Writer: Jessica Hausner and Géraldine Bajard
Director: Jessica Hausner
Reviewer: Richard Maguire
This low-key horror about the genetic engineering of flowers doesn’t quite come up smelling of roses, even with Ben Whishaw and Emily Beecham in the cast. A joint production between Britain and Austria, Little Joe is Jessica Hausner’s first English language film and while the camerawork is intriguing the story is silly and protracted.
Alice (Beecham) has created a new flower, the scent of which will make you happy. Sniffing the perfume of this red flower – looking rather like a miniature Audrey II from Little Shop of Horrors – releases a hormone in the body that induces feelings of love. This hormone is called oxytocin and is nicknamed the ‘mother hormone’ as it replicates the love of a mother for her child. Alice has even given the flower a name, Little Joe.
There is another Joe in her life, her schoolboy son. He (Kit Connor) seems sorted even if he is a bit of a latchkey kid, waiting for his mother to come home with takeaways for dinner, as she’s a rubbish cook. One day she gives Joe a Little Joe, which is against the plant laboratory’s regulations as the flower hasn’t been fully tested for allergens, and there’s even talk of viruses being used in its production. Alice tells Joe that he should talk to Little Joe, and one day, after watering it, he gets close enough to say hello.

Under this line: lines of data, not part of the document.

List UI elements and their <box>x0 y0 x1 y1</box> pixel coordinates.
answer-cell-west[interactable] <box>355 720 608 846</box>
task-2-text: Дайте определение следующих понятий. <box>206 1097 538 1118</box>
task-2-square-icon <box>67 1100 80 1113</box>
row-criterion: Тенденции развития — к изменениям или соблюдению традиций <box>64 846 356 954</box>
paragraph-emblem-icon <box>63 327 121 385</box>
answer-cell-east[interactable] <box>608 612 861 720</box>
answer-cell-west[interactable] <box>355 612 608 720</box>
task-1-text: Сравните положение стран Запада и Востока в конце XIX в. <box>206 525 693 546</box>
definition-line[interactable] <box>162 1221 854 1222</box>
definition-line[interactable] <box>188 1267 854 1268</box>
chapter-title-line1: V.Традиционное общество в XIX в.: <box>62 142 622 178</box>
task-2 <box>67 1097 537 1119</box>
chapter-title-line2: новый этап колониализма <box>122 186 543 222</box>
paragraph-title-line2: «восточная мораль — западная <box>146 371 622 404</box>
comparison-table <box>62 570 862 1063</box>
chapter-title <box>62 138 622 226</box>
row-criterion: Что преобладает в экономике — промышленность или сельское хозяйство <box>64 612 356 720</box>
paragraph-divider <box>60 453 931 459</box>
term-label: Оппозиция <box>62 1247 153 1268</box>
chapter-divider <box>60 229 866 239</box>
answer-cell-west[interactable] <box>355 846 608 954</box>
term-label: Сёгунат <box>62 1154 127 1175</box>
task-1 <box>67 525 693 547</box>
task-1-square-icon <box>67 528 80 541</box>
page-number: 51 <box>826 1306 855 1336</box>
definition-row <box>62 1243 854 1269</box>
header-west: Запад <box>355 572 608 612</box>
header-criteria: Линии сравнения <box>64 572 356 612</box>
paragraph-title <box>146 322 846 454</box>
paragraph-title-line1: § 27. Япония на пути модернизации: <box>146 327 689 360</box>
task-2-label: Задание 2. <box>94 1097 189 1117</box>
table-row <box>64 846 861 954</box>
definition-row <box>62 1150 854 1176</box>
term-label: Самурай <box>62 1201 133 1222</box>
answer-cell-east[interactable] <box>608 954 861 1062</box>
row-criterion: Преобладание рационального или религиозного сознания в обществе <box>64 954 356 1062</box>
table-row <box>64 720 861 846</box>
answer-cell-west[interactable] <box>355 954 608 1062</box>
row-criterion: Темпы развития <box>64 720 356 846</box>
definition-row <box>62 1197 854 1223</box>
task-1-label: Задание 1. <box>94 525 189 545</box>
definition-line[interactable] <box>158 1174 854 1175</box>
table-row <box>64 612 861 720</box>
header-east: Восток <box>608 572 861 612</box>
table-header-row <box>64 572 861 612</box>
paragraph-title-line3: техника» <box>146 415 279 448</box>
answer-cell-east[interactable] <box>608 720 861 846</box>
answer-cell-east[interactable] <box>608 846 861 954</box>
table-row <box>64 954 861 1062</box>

Back at the plant factory, some of Alice’s workers have also become strangely attached to the flower. Her assistant Chris (Whishaw) was once shy and nervous around Alice, but, after spending time with Little Joe, he’s gained confidence and stature while creepy Ric ( Phénix Brossard) has become even creepier. The only person not enamoured with Little Joe is Bella (Kerry Fox) who’s not entirely to be trusted as she once had a mental breakdown. She suspects that the flowers, which have been genetically made to be sterile, are finding new ways to reproduce. By the time her dog Bello starts acting peculiarly, Bella is convinced that something sinister is going on.
This all sounds fun, but Hausner injects too much kitsch into her film. There are odd camera angles and a close attention to colour schemes. In the canteen, fancy gateaux with lavender coloured fillings tempt the workers and hot drinks are topped with cherries. Alice’s psychoanalyst (Lindsay Duncan) wears increasingly gaudy floral shirts and trouser suits. Everyone’s acting is stylised and arch, especially that of poor Kerry Fox, who deserves better roles than this.
Added to this aesthetic is music from Japanese composer, Teiji Ito, which is layered with metallic whistling and barking dogs. Overall, Little Joe is a little too weird for its own good. Perhaps this cold, knowing style would have been more successful if the story moved quickly. Instead, the story inches forward and very little happens at all. It’s a relief when Joe’s girlfriend (Jessie Mae Alonzo) turns up, and she gets the only the laughs here.
Every good horror film should have a subtext and Little Joe is no exception. Here Hausner explores the roles of working mothers and their sense of guilt when trying to balance children and work. Alice may just love her job more than she does her son. Does the role of mother leave her cold? Certainly this film might leave you cold, but it didn’t leave the judges at Cannes cold where Beecham picked up the Best Actress for her performance. This may be the film’s biggest shock.